The whereabouts of the Chinese woman who allegedly took classified information from South Korean diplomats through inappropriate relationships remained unclear Friday, as Seoul prepared to ask for Beijing’s official cooperation in investigating her.

Deng Xinming, the 33-year-old housewife at the center of the escalating sex scandal, has not been seen near her house or made contact with acquaintances since the news broke earlier this week.

Based on her recent relationship with a former Shanghai consul and his resignation from the government in January, the two are suspected to be hiding out together, sources said, citing Deng’s husband. The South Korean man, identified only by his last name Hur, arrived in Shanghai to reunite with Deng shortly after leaving the government, according to her husband.
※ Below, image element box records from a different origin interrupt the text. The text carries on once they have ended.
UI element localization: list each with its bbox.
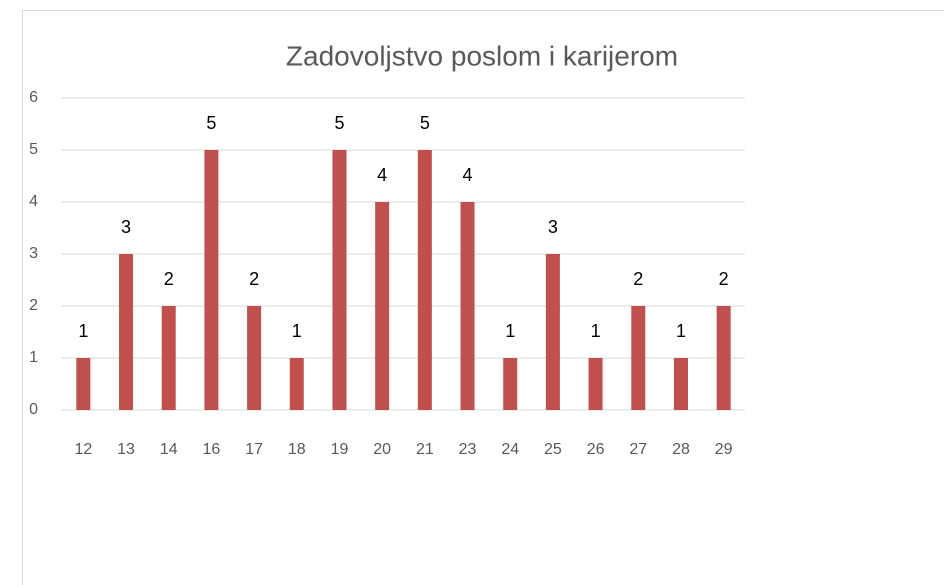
bar <box>204 150 219 410</box>
bar <box>503 358 518 410</box>
y-tick-label: 4 <box>29 193 38 210</box>
bar <box>161 306 176 410</box>
bar <box>76 358 91 410</box>
bar <box>588 358 603 410</box>
y-tick-label: 1 <box>29 349 38 366</box>
y-tick-label: 3 <box>29 245 38 262</box>
data-label: 3 <box>548 217 558 237</box>
x-tick-label: 13 <box>117 441 135 458</box>
x-tick-label: 28 <box>672 441 690 458</box>
data-label: 2 <box>719 269 729 289</box>
bar <box>716 306 731 410</box>
x-tick-label: 25 <box>544 441 562 458</box>
bar <box>417 150 432 410</box>
bar <box>289 358 304 410</box>
x-tick-label: 21 <box>416 441 434 458</box>
data-label: 5 <box>206 113 216 133</box>
data-label: 2 <box>164 269 174 289</box>
y-tick-label: 0 <box>29 401 38 418</box>
data-label: 2 <box>633 269 643 289</box>
data-label: 1 <box>78 321 88 341</box>
bar <box>375 202 390 410</box>
y-tick-label: 6 <box>29 89 38 106</box>
data-label: 1 <box>676 321 686 341</box>
bar <box>460 202 475 410</box>
bar <box>631 306 646 410</box>
x-tick-label: 29 <box>715 441 733 458</box>
bar <box>332 150 347 410</box>
data-label: 1 <box>505 321 515 341</box>
chart-border <box>22 10 944 585</box>
x-tick-label: 16 <box>203 441 221 458</box>
x-tick-label: 24 <box>501 441 519 458</box>
y-tick-label: 5 <box>29 141 38 158</box>
data-label: 4 <box>463 165 473 185</box>
x-tick-label: 20 <box>373 441 391 458</box>
data-label: 4 <box>377 165 387 185</box>
x-tick-label: 23 <box>459 441 477 458</box>
data-label: 3 <box>121 217 131 237</box>
y-tick-label: 2 <box>29 297 38 314</box>
x-tick-label: 17 <box>245 441 263 458</box>
data-label: 1 <box>591 321 601 341</box>
x-tick-label: 27 <box>629 441 647 458</box>
x-tick-label: 18 <box>288 441 306 458</box>
bar <box>673 358 688 410</box>
x-tick-label: 26 <box>587 441 605 458</box>
chart-title: Zadovoljstvo poslom i karijerom <box>286 40 678 71</box>
data-label: 1 <box>292 321 302 341</box>
data-label: 5 <box>334 113 344 133</box>
data-label: 2 <box>249 269 259 289</box>
bar <box>545 254 560 410</box>
x-tick-label: 12 <box>74 441 92 458</box>
bar <box>119 254 134 410</box>
x-tick-label: 14 <box>160 441 178 458</box>
bar <box>247 306 262 410</box>
x-tick-label: 19 <box>331 441 349 458</box>
data-label: 5 <box>420 113 430 133</box>
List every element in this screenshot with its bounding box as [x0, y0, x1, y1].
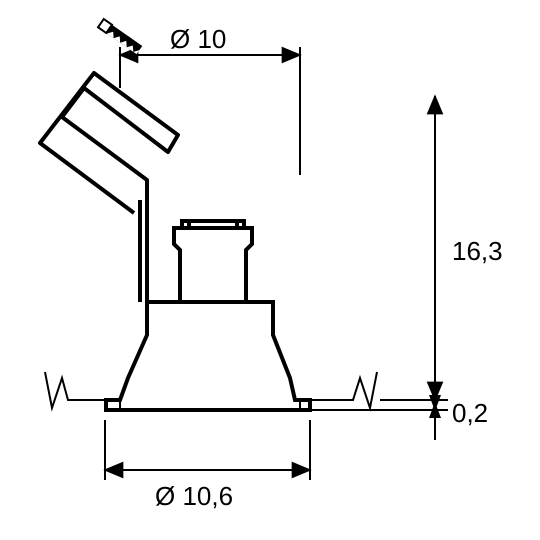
- ceiling: [45, 372, 377, 410]
- spring-clip: [40, 73, 178, 302]
- dim-width: Ø 10,6: [105, 420, 310, 511]
- dim-width-label: Ø 10,6: [155, 481, 233, 511]
- fixture-body: [106, 221, 310, 410]
- dim-flange: 0,2: [310, 395, 488, 440]
- dim-height: 16,3: [435, 96, 503, 400]
- dim-flange-label: 0,2: [452, 398, 488, 428]
- dim-hole-diameter-label: Ø 10: [170, 24, 226, 54]
- dim-height-label: 16,3: [452, 236, 503, 266]
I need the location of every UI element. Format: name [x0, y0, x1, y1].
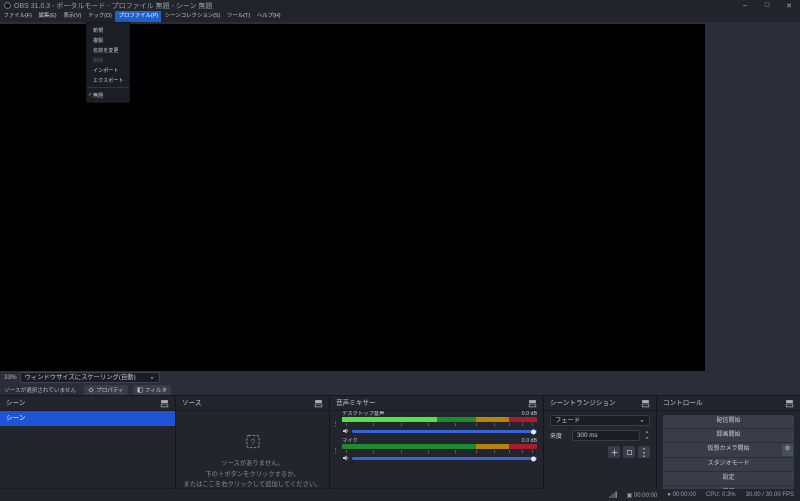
svg-text:?: ? — [250, 438, 255, 447]
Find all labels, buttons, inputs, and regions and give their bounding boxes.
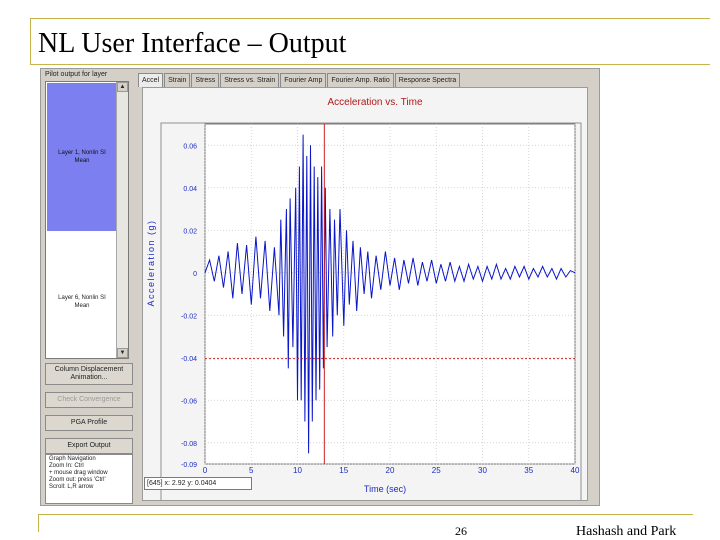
footer-rule-left — [38, 514, 39, 532]
tab-strain[interactable]: Strain — [164, 73, 191, 87]
y-tick-label: -0.08 — [181, 441, 197, 448]
layer-list-item-1-label: Layer 1, Nonlin SI Mean — [58, 150, 106, 164]
layer-list-item-6[interactable]: Layer 6, Nonlin SI Mean — [52, 294, 112, 310]
output-tabs: Accel Strain Stress Stress vs. Strain Fo… — [138, 73, 461, 87]
pga-profile-label: PGA Profile — [70, 419, 108, 426]
x-tick-label: 0 — [203, 466, 208, 475]
x-tick-label: 5 — [249, 466, 254, 475]
tab-fourier-amp-ratio[interactable]: Fourier Amp. Ratio — [327, 73, 394, 87]
authors-footer: Hashash and Park — [576, 524, 677, 539]
footer-rule — [38, 514, 693, 515]
graph-navigation-title: Graph Navigation — [49, 456, 96, 462]
y-tick-label: 0.06 — [183, 143, 197, 150]
graph-navigation-line: Zoom out: press 'Ctrl' — [49, 477, 106, 483]
slide-title: NL User Interface – Output — [38, 28, 347, 59]
tab-stress-vs-strain[interactable]: Stress vs. Strain — [220, 73, 280, 87]
x-tick-label: 25 — [432, 466, 441, 475]
y-tick-label: 0 — [193, 271, 197, 278]
graph-navigation-line: + mouse drag window — [49, 470, 108, 476]
y-tick-label: -0.04 — [181, 356, 197, 363]
x-tick-label: 20 — [386, 466, 395, 475]
export-output-button[interactable]: Export Output — [45, 438, 133, 454]
chart-frame — [160, 122, 582, 500]
acceleration-series-line — [204, 134, 576, 454]
cursor-readout: [645] x: 2.92 y: 0.0404 — [144, 477, 252, 490]
acceleration-chart[interactable]: Acceleration vs. Time Acceleration (g) T… — [143, 88, 587, 500]
x-tick-label: 40 — [571, 466, 580, 475]
tab-stress[interactable]: Stress — [191, 73, 220, 87]
y-tick-label: 0.02 — [183, 228, 197, 235]
y-tick-label: 0.04 — [183, 186, 197, 193]
layer-list[interactable]: Layer 1, Nonlin SI Mean Layer 6, Nonlin … — [45, 81, 129, 359]
title-rule-under — [30, 64, 710, 65]
app-window: Pilot output for layer Layer 1, Nonlin S… — [40, 68, 600, 506]
scroll-down-icon[interactable]: ▼ — [117, 348, 128, 358]
x-axis-label: Time (sec) — [364, 484, 406, 494]
x-tick-label: 35 — [524, 466, 533, 475]
x-tick-label: 15 — [339, 466, 348, 475]
page-number: 26 — [455, 524, 467, 538]
x-tick-label: 10 — [293, 466, 302, 475]
graph-navigation-help: Graph Navigation Zoom In: Ctrl + mouse d… — [45, 454, 133, 504]
chart-ticks: 0 5 10 15 20 25 30 35 40 0.06 0.04 0.02 0 -0.02 -0.04 -… — [181, 143, 580, 475]
title-rule-left — [30, 18, 31, 64]
check-convergence-label: Check Convergence — [57, 396, 121, 403]
graph-navigation-line: Scroll: L,R arrow — [49, 484, 94, 490]
y-tick-label: -0.09 — [181, 462, 197, 469]
y-tick-label: -0.06 — [181, 398, 197, 405]
layer-list-scrollbar[interactable]: ▲ ▼ — [116, 82, 128, 358]
layer-list-label: Pilot output for layer — [45, 71, 108, 78]
tab-accel[interactable]: Accel — [138, 73, 164, 87]
export-output-label: Export Output — [67, 442, 111, 449]
layer-list-item-6-label: Layer 6, Nonlin SI Mean — [58, 295, 106, 309]
y-tick-label: -0.02 — [181, 313, 197, 320]
chart-grid — [204, 123, 576, 465]
column-animation-button[interactable]: Column Displacement Animation... — [45, 363, 133, 385]
tab-response-spectra[interactable]: Response Spectra — [394, 73, 461, 87]
tab-fourier-amp[interactable]: Fourier Amp — [280, 73, 327, 87]
chart-panel: Acceleration vs. Time Acceleration (g) T… — [142, 87, 588, 501]
title-rule-top — [30, 18, 710, 19]
column-animation-label: Column Displacement Animation... — [54, 366, 124, 381]
y-axis-label: Acceleration (g) — [146, 219, 156, 306]
x-tick-label: 30 — [478, 466, 487, 475]
pga-profile-button[interactable]: PGA Profile — [45, 415, 133, 431]
scroll-up-icon[interactable]: ▲ — [117, 82, 128, 92]
layer-list-item-1[interactable]: Layer 1, Nonlin SI Mean — [47, 83, 117, 231]
chart-title: Acceleration vs. Time — [327, 97, 422, 108]
graph-navigation-line: Zoom In: Ctrl — [49, 463, 84, 469]
check-convergence-button[interactable]: Check Convergence — [45, 392, 133, 408]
Four officials, including former Consul General Kim Jung-ki, are currently under government investigation over allegations they leaked confidential state information to the Chinese woman while working in Shanghai.

Speculation has it that at least 10 more Korean officials had inappropriate relationships with Deng, who has disappeared from the public eye in an apparent bid to avoid investigators and the media.

The Seoul government said it will ask Beijing for official cooperation in investigating Deng, according to the Foreign Ministry here.

Seoul is to send a joint investigative team consisting of officials from three different ministries to verify rampant allegations which are so far unconfirmed. The team is scheduled to arrive in Shanghai Sunday.

“We have not received an answer from the Chinese government on whether it has opened a separate investigation into Deng,” a ministry official said on condition of anonymity.

Presiding over a policy meeting Friday, South Korean Prime Minister Kim Hwang-shik prompted officials to conduct proper investigations that will “reveal clearly what really happened.”

“Ministers and agency chiefs must pay special attention on setting up proper ethical standards of government officials,” he said. “The Foreign Ministry, in particular, should come up with measures to prevent indiscipline in overseas missions.”

The latest scandal was unveiled only months after the Foreign Ministry announced a set of reform measures to overcome a nepotism scandal that led to the resignation of its minister, highlighting the prevalence of ethical problems among senior public servants.

The four Korean officials, which include the former Justice Ministry official Hur, are suspected of having affairs with and passing classified government files to Deng, which were said to include contact information of some 200 high-ranking Korean officials and politicians as well as records related to their visa issuance.

As speculations grow here that Deng was an A-class spy hired by her government, reports said Friday that she was a rich woman with more than 10 billion won ($8.9 million) worth of property, including a luxury villa and restaurant.

The Chinese government has been expressing regrets about Seoul “turning the incident into a spy case.”

The Global Times, a newspaper affiliated with Beijing’s official People’s Daily, has warned of negative affects on Seoul-Beijing ties unless the case is “quietly dealt with.”

In a press briefing earlier this week, spokesperson of the Chinese Foreign Ministry said her government is “observing the incident with care,” without elaborating further.